Business Health has uncovered that self-employed clients are less satisfied with their financial adviser’s performance than retiree clients, signalling an opportunity for improvement.

Self-employed individuals often seek a different and more complex advice experience. As a result, these clients demand a differentiated approach from their adviser compared to typical clients, according to Business Health.

The organisation’s client satisfaction survey, which questioned over 60,000 advised Australians one in seven of whom were self-employed found that while the self-employment segment appears attractive, they bring their own set of challenges.

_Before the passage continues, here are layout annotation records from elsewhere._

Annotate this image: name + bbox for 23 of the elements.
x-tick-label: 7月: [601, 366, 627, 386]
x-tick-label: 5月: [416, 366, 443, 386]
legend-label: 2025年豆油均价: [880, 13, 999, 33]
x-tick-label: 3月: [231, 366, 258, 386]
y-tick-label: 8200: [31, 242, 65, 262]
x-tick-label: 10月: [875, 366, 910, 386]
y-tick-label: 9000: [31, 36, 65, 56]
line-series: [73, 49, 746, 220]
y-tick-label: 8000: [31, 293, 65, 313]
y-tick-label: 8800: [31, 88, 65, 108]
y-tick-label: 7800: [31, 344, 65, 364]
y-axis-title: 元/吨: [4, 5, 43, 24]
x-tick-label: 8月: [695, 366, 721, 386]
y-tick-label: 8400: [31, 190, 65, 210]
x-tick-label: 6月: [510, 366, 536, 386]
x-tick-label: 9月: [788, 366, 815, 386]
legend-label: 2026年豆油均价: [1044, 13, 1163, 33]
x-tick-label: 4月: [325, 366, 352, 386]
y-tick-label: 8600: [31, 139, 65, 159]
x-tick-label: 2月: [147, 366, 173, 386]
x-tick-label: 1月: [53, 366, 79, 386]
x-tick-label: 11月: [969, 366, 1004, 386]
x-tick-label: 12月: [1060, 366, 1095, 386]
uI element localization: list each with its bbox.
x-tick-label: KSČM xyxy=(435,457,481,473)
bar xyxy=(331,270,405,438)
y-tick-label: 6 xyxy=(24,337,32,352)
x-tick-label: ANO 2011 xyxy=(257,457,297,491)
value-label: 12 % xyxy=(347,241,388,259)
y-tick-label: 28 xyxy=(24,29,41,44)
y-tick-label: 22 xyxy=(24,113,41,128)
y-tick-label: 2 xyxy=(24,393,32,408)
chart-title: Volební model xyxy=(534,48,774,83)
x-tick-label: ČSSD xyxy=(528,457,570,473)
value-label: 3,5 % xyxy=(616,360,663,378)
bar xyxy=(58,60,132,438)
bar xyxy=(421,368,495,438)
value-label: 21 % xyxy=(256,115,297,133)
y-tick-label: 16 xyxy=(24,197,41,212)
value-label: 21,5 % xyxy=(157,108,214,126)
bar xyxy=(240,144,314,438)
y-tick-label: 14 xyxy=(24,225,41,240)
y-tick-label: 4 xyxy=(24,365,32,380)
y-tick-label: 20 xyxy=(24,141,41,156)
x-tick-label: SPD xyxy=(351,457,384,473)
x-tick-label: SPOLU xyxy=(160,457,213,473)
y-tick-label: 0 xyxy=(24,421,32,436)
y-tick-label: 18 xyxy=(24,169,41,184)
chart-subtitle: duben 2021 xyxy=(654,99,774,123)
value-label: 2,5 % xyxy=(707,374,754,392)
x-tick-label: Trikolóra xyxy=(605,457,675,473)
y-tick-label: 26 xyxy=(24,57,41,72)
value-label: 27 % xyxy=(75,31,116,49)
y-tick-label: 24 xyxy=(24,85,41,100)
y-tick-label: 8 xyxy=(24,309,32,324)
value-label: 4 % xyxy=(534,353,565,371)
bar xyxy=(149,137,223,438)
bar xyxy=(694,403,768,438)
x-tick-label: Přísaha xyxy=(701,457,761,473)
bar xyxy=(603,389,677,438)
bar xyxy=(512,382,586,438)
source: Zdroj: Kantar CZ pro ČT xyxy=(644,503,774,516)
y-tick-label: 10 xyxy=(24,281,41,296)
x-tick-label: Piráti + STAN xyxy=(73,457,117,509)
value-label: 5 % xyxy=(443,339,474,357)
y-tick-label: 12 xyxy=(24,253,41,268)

The survey discovered that small business owners demonstrated lower satisfaction levels with their adviser’s performance compared to retiree clients across nine key service delivery areas, namely:

  • Depth of understanding
  • Business relationship
  • Technical knowledge
  • Range of services
  • Implementation of solutions
  • Professionalism of practice
  • Support staff
  • Review service
  • Client communication

The areas where they are experiencing the most dissatisfaction are review service and depth of understanding, while business relationship has the highest level of satisfaction. Professionalism of practice had the smallest variance between self-employed clients and retirees’ satisfaction.

To improve these survey results, Business Health offered several recommendations for advisers to better service their self-employed clients.

“SME owners are generally stretched to the limit running their own business and, as a result, they have less time to devote to managing their financial affairs – which is a key reason they are looking to advisers for help,” the firm wrote.

Consequently, advisers are encouraged to keep communication succinct and explicit with self-employed clients while also being accommodating for meetings outside regular business hours.

With SME owners often having higher expectations and less tolerance for substandard service, Business Health urged client-facing staff to underpromise and overdeliver.

Reviewing a solution suite and delivery platforms is also key to enhancing an adviser’s digital interactions with their client.

Business Health continued: “Self-employed clients often value referrals to other professional service providers (e.g. accountants, lawyers, general insurance brokers, lending/leasing suppliers, etc). A strong alliance/referral network is critical if advisers are planning to successfully target this market.”

This corroborates with data from HUB24, which discovered that high-net-worth individuals (HNWIs) often seek to use a financial adviser as part of a professional network of specialists.

For advice practices looking to work with more self-employed clients, Business Health pushed firms to reach out to local associations which support small businesses as a point of contact.

“If your practice has the skills and knowledge to add real value to small business owners, ensure you promote this expertise widely.”